Again a powerful drug was brought in to beat it back, this time an investigational compound from Novartis called LDK378, a second-generation ALK inhibitor that works in a similar manner as crizotinib. “It inhibits the ALK protein much more strongly than crizotinib,” Dr. Pennell says. “It’s very promising for patients for whom crizotinib has stopped working.” An 80 percent response rate for LDK378 in patients whose disease had progressed after treatment with crizotinib has been reported (Shaw A, et al. Results of a first-in-human phase I study of the ALK inhibitor LDK378 in advanced malignancies. Abstract No. 4400. 2012 European Society for Medical Oncology Annual Meeting, Vienna, Austria). At CAP TODAY press time, the first regulatory filing for LDK378 was expected to take place by early next year.

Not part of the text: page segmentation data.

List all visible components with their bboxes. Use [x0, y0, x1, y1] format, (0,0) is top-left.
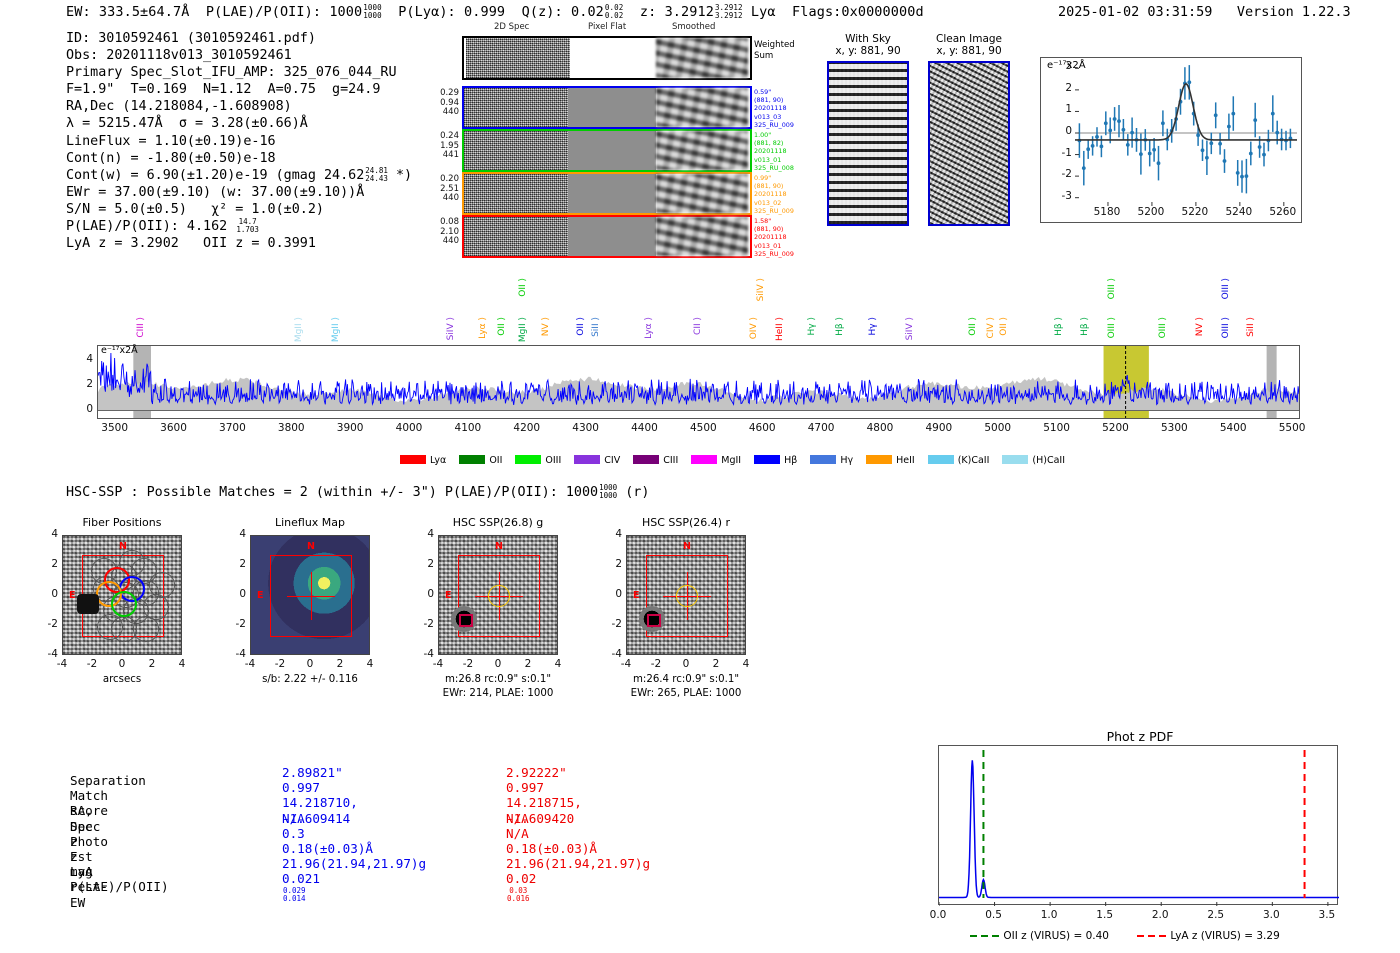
- linefit-ytick: 1: [1058, 103, 1072, 115]
- cutout-panel[interactable]: NE: [626, 535, 746, 655]
- compass-e: E: [257, 590, 264, 601]
- cutout-panel[interactable]: NE: [438, 535, 558, 655]
- cutout-ytick: 0: [42, 588, 58, 600]
- spectrum-xtick: 5500: [1267, 422, 1317, 434]
- linefit-xtick: 5200: [1133, 206, 1169, 218]
- match-row-label-plae: P(LAE)/P(OII): [70, 879, 169, 894]
- linefit-ytick: 2: [1058, 82, 1072, 94]
- clean-image-pixels: [928, 61, 1010, 226]
- spectrum-xtick: 4100: [443, 422, 493, 434]
- emission-line-fit-plot: e⁻¹⁷x2Å: [1040, 57, 1302, 223]
- spectrum-xtick: 3800: [266, 422, 316, 434]
- match-value-red: 0.997: [506, 780, 544, 795]
- clean-image-title: Clean Image: [920, 33, 1018, 45]
- full-spectrum-panel: CIII ⟩MgII ⟩MgII ⟩SiIV ⟩Lyα ⟩OII ⟩MgII ⟩…: [97, 270, 1302, 470]
- cutout-ytick: 4: [230, 528, 246, 540]
- photz-xtick: 1.0: [1031, 909, 1067, 921]
- spectrum-line-mark: MgII ⟩: [519, 317, 528, 342]
- spectrum-line-mark: OIII ⟩: [1159, 317, 1168, 338]
- qz-value: 0.02: [571, 4, 604, 20]
- cutout-ytick: -4: [606, 648, 622, 660]
- cutout-ytick: 2: [606, 558, 622, 570]
- compass-n: N: [683, 541, 691, 552]
- spectrum-line-mark: Hβ ⟩: [1055, 317, 1064, 336]
- spectrum-line-mark: OIII ⟩: [1108, 278, 1117, 299]
- with-sky-coords: x, y: 881, 90: [822, 45, 914, 57]
- legend-label: OIII: [545, 455, 561, 466]
- spectrum-line-mark: CIII ⟩: [137, 317, 146, 338]
- cutout-xtick: 4: [170, 658, 194, 670]
- legend-item: OIII: [515, 455, 561, 466]
- plya-label: P(Lyα):: [398, 4, 456, 20]
- spectrum-xtick: 5000: [973, 422, 1023, 434]
- header-summary-line: EW: 333.5±64.7Å P(LAE)/P(OII): 100010001…: [66, 4, 924, 20]
- match-value-blue: N/A: [282, 811, 305, 826]
- cutout-caption: arcsecs: [32, 673, 212, 686]
- legend-item: HeII: [866, 455, 915, 466]
- match-value-red: N/A: [506, 811, 529, 826]
- spectrum-xtick: 3600: [149, 422, 199, 434]
- cutout-xtick: 2: [704, 658, 728, 670]
- ew-value: 333.5±64.7Å: [99, 4, 190, 20]
- spectrum-line-mark: SiII ⟩: [592, 317, 601, 337]
- compass-n: N: [495, 541, 503, 552]
- aperture-circle: [488, 585, 510, 607]
- legend-label: CIV: [604, 455, 620, 466]
- spectrum-xtick: 4400: [620, 422, 670, 434]
- cutout-ytick: 0: [418, 588, 434, 600]
- with-sky-image: [827, 61, 909, 226]
- photz-xtick: 2.0: [1142, 909, 1178, 921]
- cutout-ytick: -4: [230, 648, 246, 660]
- spectrum-xtick: 3500: [90, 422, 140, 434]
- linefit-ytick: 3: [1058, 60, 1072, 72]
- spectrum-xtick: 5200: [1090, 422, 1140, 434]
- photz-svg: [939, 746, 1339, 906]
- legend-label: Lyα: [430, 455, 446, 466]
- spectrum-line-mark: Hβ ⟩: [836, 317, 845, 336]
- cutout-ytick: 2: [42, 558, 58, 570]
- photz-legend-item: LyA z (VIRUS) = 3.29: [1137, 930, 1280, 942]
- spectrum-xtick: 5400: [1208, 422, 1258, 434]
- plae-range: 10001000: [363, 4, 381, 20]
- cutout-xtick: 2: [328, 658, 352, 670]
- match-row-label: mag: [70, 864, 93, 879]
- match-value-red: 2.92222": [506, 765, 567, 780]
- cutout-xtick: 0: [298, 658, 322, 670]
- plya-value: 0.999: [464, 4, 505, 20]
- with-sky-title: With Sky: [822, 33, 914, 45]
- spectrum-line-mark: CII ⟩: [694, 317, 703, 335]
- fiber-circle-highlighted[interactable]: [111, 591, 137, 617]
- montage-row-meta: 0.99"(881, 90)20201118v013_02325_RU_009: [754, 174, 794, 215]
- spectrum-line-mark: Hβ ⟩: [1081, 317, 1090, 336]
- cutout-xtick: 4: [546, 658, 570, 670]
- match-value-red: N/A: [506, 826, 529, 841]
- spectrum-legend: LyαOIIOIIICIVCIIIMgIIHβHγHeII(K)CaII(H)C…: [400, 455, 1078, 466]
- linefit-ytick: -1: [1058, 147, 1072, 159]
- cutout-xtick: 0: [486, 658, 510, 670]
- spectrum-line-mark: NV ⟩: [542, 317, 551, 336]
- spectrum-xtick: 5100: [1032, 422, 1082, 434]
- legend-item: CIII: [633, 455, 678, 466]
- spectrum-xtick: 4200: [502, 422, 552, 434]
- photz-legend-label: LyA z (VIRUS) = 3.29: [1170, 930, 1279, 942]
- spectrum-line-mark: SiIV ⟩: [906, 317, 915, 340]
- info-plae-range: 14.71.703: [236, 218, 259, 234]
- montage-row-meta: 1.58"(881, 90)20201118v013_01325_RU_009: [754, 217, 794, 258]
- spectrum-xtick: 4500: [678, 422, 728, 434]
- fiber-circle: [97, 614, 123, 640]
- spectrum-svg: [98, 346, 1299, 418]
- info-plae: P(LAE)/P(OII): 4.162 14.71.703: [66, 218, 412, 235]
- photz-xtick: 1.5: [1087, 909, 1123, 921]
- linefit-xtick: 5220: [1177, 206, 1213, 218]
- with-sky-cutout: With Sky x, y: 881, 90: [822, 33, 914, 226]
- spectrum-flux-unit: e⁻¹⁷x2Å: [101, 345, 138, 356]
- z-line-name: Lyα: [751, 4, 776, 20]
- spectrum-xtick: 3900: [325, 422, 375, 434]
- legend-item: Hγ: [810, 455, 853, 466]
- cutout-ytick: 0: [606, 588, 622, 600]
- photz-legend: OII z (VIRUS) = 0.40 LyA z (VIRUS) = 3.2…: [970, 930, 1308, 942]
- photz-xtick: 3.0: [1253, 909, 1289, 921]
- plae-value: 1000: [329, 4, 362, 20]
- match-row-label: Separation: [70, 773, 146, 788]
- spectrum-axes: e⁻¹⁷x2Å: [97, 345, 1300, 419]
- cutout-xtick: -2: [456, 658, 480, 670]
- cutout-caption: m:26.4 rc:0.9" s:0.1": [596, 673, 776, 686]
- cutout-xtick: 2: [140, 658, 164, 670]
- linefit-ytick: 0: [1058, 125, 1072, 137]
- info-lineflux: LineFlux = 1.10(±0.19)e-16: [66, 133, 412, 150]
- cutout-xtick: 2: [516, 658, 540, 670]
- legend-item: Hβ: [754, 455, 797, 466]
- cutout-xtick: 4: [734, 658, 758, 670]
- spectrum-xtick: 4900: [914, 422, 964, 434]
- legend-label: HeII: [896, 455, 915, 466]
- compass-e: E: [445, 590, 452, 601]
- spectrum-line-mark: Hγ ⟩: [869, 317, 878, 335]
- spectrum-line-mark: NV ⟩: [1196, 317, 1205, 336]
- montage-row: 0.241.954411.00"(881, 82)20201118v013_01…: [462, 129, 752, 172]
- version-label: Version 1.22.3: [1237, 4, 1351, 20]
- cutout-ytick: -2: [606, 618, 622, 630]
- aperture-circle: [676, 585, 698, 607]
- photz-xtick: 0.5: [976, 909, 1012, 921]
- spectrum-line-mark: Hγ ⟩: [808, 317, 817, 335]
- match-value-red: 0.18(±0.03)Å: [506, 841, 597, 856]
- legend-label: CIII: [663, 455, 678, 466]
- info-snr-chi2: S/N = 5.0(±0.5) χ² = 1.0(±0.2): [66, 201, 412, 218]
- match-value-blue: 0.997: [282, 780, 320, 795]
- spectrum-line-mark: Lyα ⟩: [645, 317, 654, 339]
- fiber-circle: [149, 572, 175, 598]
- cutout-ytick: -2: [42, 618, 58, 630]
- match-value-blue: 0.3: [282, 826, 305, 841]
- cutout-panel[interactable]: NE: [62, 535, 182, 655]
- legend-label: OII: [489, 455, 502, 466]
- spectrum-xtick: 4800: [855, 422, 905, 434]
- photz-legend-item: OII z (VIRUS) = 0.40: [970, 930, 1109, 942]
- spectrum-line-mark: OIV ⟩: [750, 317, 759, 339]
- z-label: z:: [640, 4, 656, 20]
- linefit-xtick: 5260: [1265, 206, 1301, 218]
- match-plae-blue: 0.0210.0290.014: [282, 871, 320, 903]
- spectrum-ytick: 2: [75, 378, 93, 390]
- spectrum-ytick: 4: [75, 353, 93, 365]
- qz-range: 0.020.02: [605, 4, 623, 20]
- compass-e: E: [633, 590, 640, 601]
- photz-xtick: 0.0: [920, 909, 956, 921]
- match-value-blue: 2.89821": [282, 765, 343, 780]
- col-header-smoothed: Smoothed: [672, 22, 715, 32]
- spectrum-line-mark: OII ⟩: [1000, 317, 1009, 336]
- info-seeing: F=1.9" T=0.169 N=1.12 A=0.75 g=24.9: [66, 81, 412, 98]
- legend-label: Hγ: [840, 455, 853, 466]
- match-marker: [459, 614, 473, 627]
- spectrum-line-mark: OII ⟩: [577, 317, 586, 336]
- info-cont-n: Cont(n) = -1.80(±0.50)e-18: [66, 150, 412, 167]
- emission-line-fit-svg: [1041, 58, 1303, 224]
- target-crosshair-v: [311, 572, 312, 620]
- spectrum-xtick: 5300: [1149, 422, 1199, 434]
- spectrum-line-mark: OII ⟩: [498, 317, 507, 336]
- cutout-xtick: 0: [110, 658, 134, 670]
- photz-pdf-title: Phot z PDF: [940, 729, 1340, 744]
- spectrum-xtick: 4000: [384, 422, 434, 434]
- match-marker: [647, 614, 661, 627]
- info-radec: RA,Dec (14.218084,-1.608908): [66, 98, 412, 115]
- linefit-xtick: 5180: [1089, 206, 1125, 218]
- info-lambda-sigma: λ = 5215.47Å σ = 3.28(±0.66)Å: [66, 115, 412, 132]
- spectrum-line-mark: SiIV ⟩: [447, 317, 456, 340]
- cutout-title: Fiber Positions: [62, 516, 182, 529]
- legend-label: (H)CaII: [1032, 455, 1065, 466]
- gmag-range: 24.8124.43: [365, 167, 388, 183]
- cutout-caption: s/b: 2.22 +/- 0.116: [220, 673, 400, 686]
- spectrum-line-mark: SiII ⟩: [1247, 317, 1256, 337]
- spectrum-line-labels: CIII ⟩MgII ⟩MgII ⟩SiIV ⟩Lyα ⟩OII ⟩MgII ⟩…: [97, 270, 1302, 345]
- col-header-pixelflat: Pixel Flat: [588, 22, 626, 32]
- legend-item: OII: [459, 455, 502, 466]
- spectrum-xtick: 4300: [561, 422, 611, 434]
- cutout-xtick: 0: [674, 658, 698, 670]
- cutout-ytick: 4: [418, 528, 434, 540]
- cutout-caption-2: EWr: 265, PLAE: 1000: [596, 687, 776, 700]
- cutout-ytick: 4: [42, 528, 58, 540]
- montage-row: 0.202.514400.99"(881, 90)20201118v013_02…: [462, 172, 752, 215]
- montage-row-stats: 0.082.10440: [440, 218, 459, 247]
- linefit-xtick: 5240: [1221, 206, 1257, 218]
- source-info-block: ID: 3010592461 (3010592461.pdf) Obs: 202…: [66, 30, 412, 252]
- cutout-title: HSC SSP(26.4) r: [626, 516, 746, 529]
- ew-label: EW:: [66, 4, 91, 20]
- linefit-ytick: -3: [1058, 190, 1072, 202]
- timestamp: 2025-01-02 03:31:59: [1058, 4, 1212, 20]
- montage-row: 0.082.104401.58"(881, 90)20201118v013_01…: [462, 215, 752, 258]
- info-redshifts: LyA z = 3.2902 OII z = 0.3991: [66, 235, 412, 252]
- spectrum-line-mark: MgII ⟩: [295, 317, 304, 342]
- spectrum-xtick: 4700: [796, 422, 846, 434]
- cutout-caption-2: EWr: 214, PLAE: 1000: [408, 687, 588, 700]
- photz-pdf-plot: [938, 745, 1338, 905]
- photz-xtick: 3.5: [1309, 909, 1345, 921]
- montage-row-meta: 1.00"(881, 82)20201118v013_01325_RU_008: [754, 131, 794, 172]
- cutout-ytick: 4: [606, 528, 622, 540]
- info-primary-spec: Primary Spec_Slot_IFU_AMP: 325_076_044_R…: [66, 64, 412, 81]
- spectrum-line-mark: HeII ⟩: [776, 317, 785, 341]
- legend-item: CIV: [574, 455, 620, 466]
- match-value-red: 21.96(21.94,21.97)g: [506, 856, 650, 871]
- cutout-xtick: 4: [358, 658, 382, 670]
- linefit-ytick: -2: [1058, 168, 1072, 180]
- spectrum-line-mark: OII ⟩: [969, 317, 978, 336]
- compass-n: N: [307, 541, 315, 552]
- spectrum-ytick: 0: [75, 403, 93, 415]
- legend-item: Lyα: [400, 455, 446, 466]
- weighted-sum-label: Weighted Sum: [754, 40, 795, 61]
- photz-legend-label: OII z (VIRUS) = 0.40: [1003, 930, 1109, 942]
- match-value-blue: 0.18(±0.03)Å: [282, 841, 373, 856]
- cutout-ytick: 2: [230, 558, 246, 570]
- spectrum-xtick: 3700: [207, 422, 257, 434]
- fiber-circle: [133, 616, 159, 642]
- weighted-sum-row: Weighted Sum: [462, 36, 752, 80]
- spectrum-line-mark: MgII ⟩: [332, 317, 341, 342]
- compass-e: E: [69, 590, 76, 601]
- legend-item: (K)CaII: [928, 455, 990, 466]
- hsc-header-text: HSC-SSP : Possible Matches = 2 (within +…: [66, 485, 598, 500]
- cutout-xtick: -2: [80, 658, 104, 670]
- cutout-xtick: -2: [268, 658, 292, 670]
- match-value-blue: 21.96(21.94,21.97)g: [282, 856, 426, 871]
- info-id: ID: 3010592461 (3010592461.pdf): [66, 30, 412, 47]
- info-obs: Obs: 20201118v013_3010592461: [66, 47, 412, 64]
- info-cont-w: Cont(w) = 6.90(±1.20)e-19 (gmag 24.6224.…: [66, 167, 412, 184]
- cutout-ytick: 0: [230, 588, 246, 600]
- spec-montage: 2D Spec Pixel Flat Smoothed Weighted Sum…: [462, 36, 752, 258]
- col-header-2dspec: 2D Spec: [494, 22, 529, 32]
- match-plae-red: 0.020.030.016: [506, 871, 536, 903]
- legend-item: MgII: [691, 455, 741, 466]
- legend-label: (K)CaII: [958, 455, 990, 466]
- flags-value: Flags:0x0000000d: [792, 4, 924, 20]
- cutout-ytick: -4: [42, 648, 58, 660]
- cutout-caption: m:26.8 rc:0.9" s:0.1": [408, 673, 588, 686]
- spectrum-line-mark: CIV ⟩: [987, 317, 996, 338]
- montage-row-stats: 0.241.95441: [440, 132, 459, 161]
- cutout-ytick: 2: [418, 558, 434, 570]
- cutout-xtick: -2: [644, 658, 668, 670]
- header-timestamp-version: 2025-01-02 03:31:59 Version 1.22.3: [1058, 4, 1351, 20]
- cutout-panel[interactable]: NE: [250, 535, 370, 655]
- z-value: 3.2912: [665, 4, 714, 20]
- hsc-plae-range: 10001000: [599, 484, 617, 500]
- photz-xtick: 2.5: [1198, 909, 1234, 921]
- cutout-ytick: -4: [418, 648, 434, 660]
- clean-image-coords: x, y: 881, 90: [920, 45, 1018, 57]
- neighbor-source: [77, 594, 99, 614]
- z-range: 3.29123.2912: [715, 4, 743, 20]
- cutout-ytick: -2: [418, 618, 434, 630]
- cutout-title: HSC SSP(26.8) g: [438, 516, 558, 529]
- spectrum-line-mark: SiIV ⟩: [757, 278, 766, 301]
- montage-row-meta: 0.59"(881, 90)20201118v013_03325_RU_009: [754, 88, 794, 129]
- qz-label: Q(z):: [522, 4, 563, 20]
- legend-label: Hβ: [784, 455, 797, 466]
- cutout-ytick: -2: [230, 618, 246, 630]
- spectrum-line-mark: OII ⟩: [519, 278, 528, 297]
- montage-row: 0.290.944400.59"(881, 90)20201118v013_03…: [462, 86, 752, 129]
- montage-row-stats: 0.202.51440: [440, 175, 459, 204]
- legend-label: MgII: [721, 455, 741, 466]
- spectrum-line-mark: OIII ⟩: [1222, 278, 1231, 299]
- montage-row-stats: 0.290.94440: [440, 89, 459, 118]
- legend-item: (H)CaII: [1002, 455, 1065, 466]
- hsc-ssp-header: HSC-SSP : Possible Matches = 2 (within +…: [66, 484, 649, 500]
- spectrum-xtick: 4600: [737, 422, 787, 434]
- clean-image-cutout: Clean Image x, y: 881, 90: [920, 33, 1018, 226]
- cutout-title: Lineflux Map: [250, 516, 370, 529]
- spectrum-line-mark: OIII ⟩: [1108, 317, 1117, 338]
- spectrum-line-mark: OIII ⟩: [1222, 317, 1231, 338]
- spectrum-line-mark: Lyα ⟩: [479, 317, 488, 339]
- plae-label: P(LAE)/P(OII):: [206, 4, 321, 20]
- hsc-header-band: (r): [625, 485, 649, 500]
- info-ewr: EWr = 37.00(±9.10) (w: 37.00(±9.10))Å: [66, 184, 412, 201]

Hiznay received treatment with LDK378 through a clinical trial based at the University of Colorado Hospital, Aurora. As with crizotinib, he experienced quick and dramatic improvement. “I look forward to LDK378 getting on the market because it has even better results than crizotinib does for patients,” he says. But for him, those results didn’t hold. Seven months after the clinical trial, a PET scan showed his cancer was becoming resistant to LDK378.

“That is the reality of these new agents,” Dr. Tubbs says. “The tumors learn to circumvent the action of the drug through other pathways. That’s why there’s intense research right now into understanding those mechanisms of resistance and developing ways to account for that resistance and circumvent it. The good thing is that there’s new information coming out literally every week about acquired resistance and the mechanisms for potential therapeutic approaches.”

Now that LDK378 is no longer efficacious against Hiznay’s cancer, traditional intravenous chemotherapy seems to be doing the job. He began chemotherapy with bevacizumab, carboplatin, and pemetrexed last November, and in March a PET/CT scan showed that the cancer had again had a complete treatment response. Now on maintenance therapy, Hiznay hopes, of course, that the cancer won’t return—but if it does, he says that yet more treatment possibilities remain. “I’ve never had targeted radiation therapy, so that would be an option,” he says. A second round of crizotinib, in the hopes that the tumor has lost its resistance to that drug, is another possibility.

In the meantime, inspired by his own experience as a cancer patient, Hiznay has left medical school and enrolled in the Cleveland Clinic’s molecular medicine PhD program, where he’s studying the role of molecular genetics in cancer. “I kind of view myself as the poster boy,” he says. By remarkable coincidence, one of his classmates, Hannah Picariello, worked on a clinical trial for crizotinib a few years ago. The two put together a presentation about Hiznay’s experience, “It’s Personal Now: the Future of Medical Research,” which Dr. Tubbs invited them to give to the Clinic’s molecular pathology department in May.

For listeners, the talk was a rare chance to hear firsthand how critical their work is. “There was a lot of emotion in the room from the people who do the testing,” Dr. Tubbs recalls. “It’s eye-opening whenever laboratory personnel hear patients discuss their illness, because we get so isolated in the laboratory. It’s probably something we need to be more exposed to, so we never forget there’s a patient who’s going to receive the result that we are generating. We can never forget how important that is to them and their families.”

Then, too, Dr. Tubbs himself found special meaning in Hiznay and Picariello’s presentation. “Because I’ve had melanoma and prostate cancer, I had a perspective on his illness that I might not have had three years ago,” he says.

For the moment, Hiznay is concentrating on his studies, undergoing maintenance chemotherapy every three weeks and CT scans every six weeks, and staying optimistic in his belief that the development of new treatment options will outpace his cancer. “It’s very much a rapidly evolving treatment world,” he says firmly. “You just have to stay ahead of the curve.”

Anne Ford is a writer in Evanston, Ill.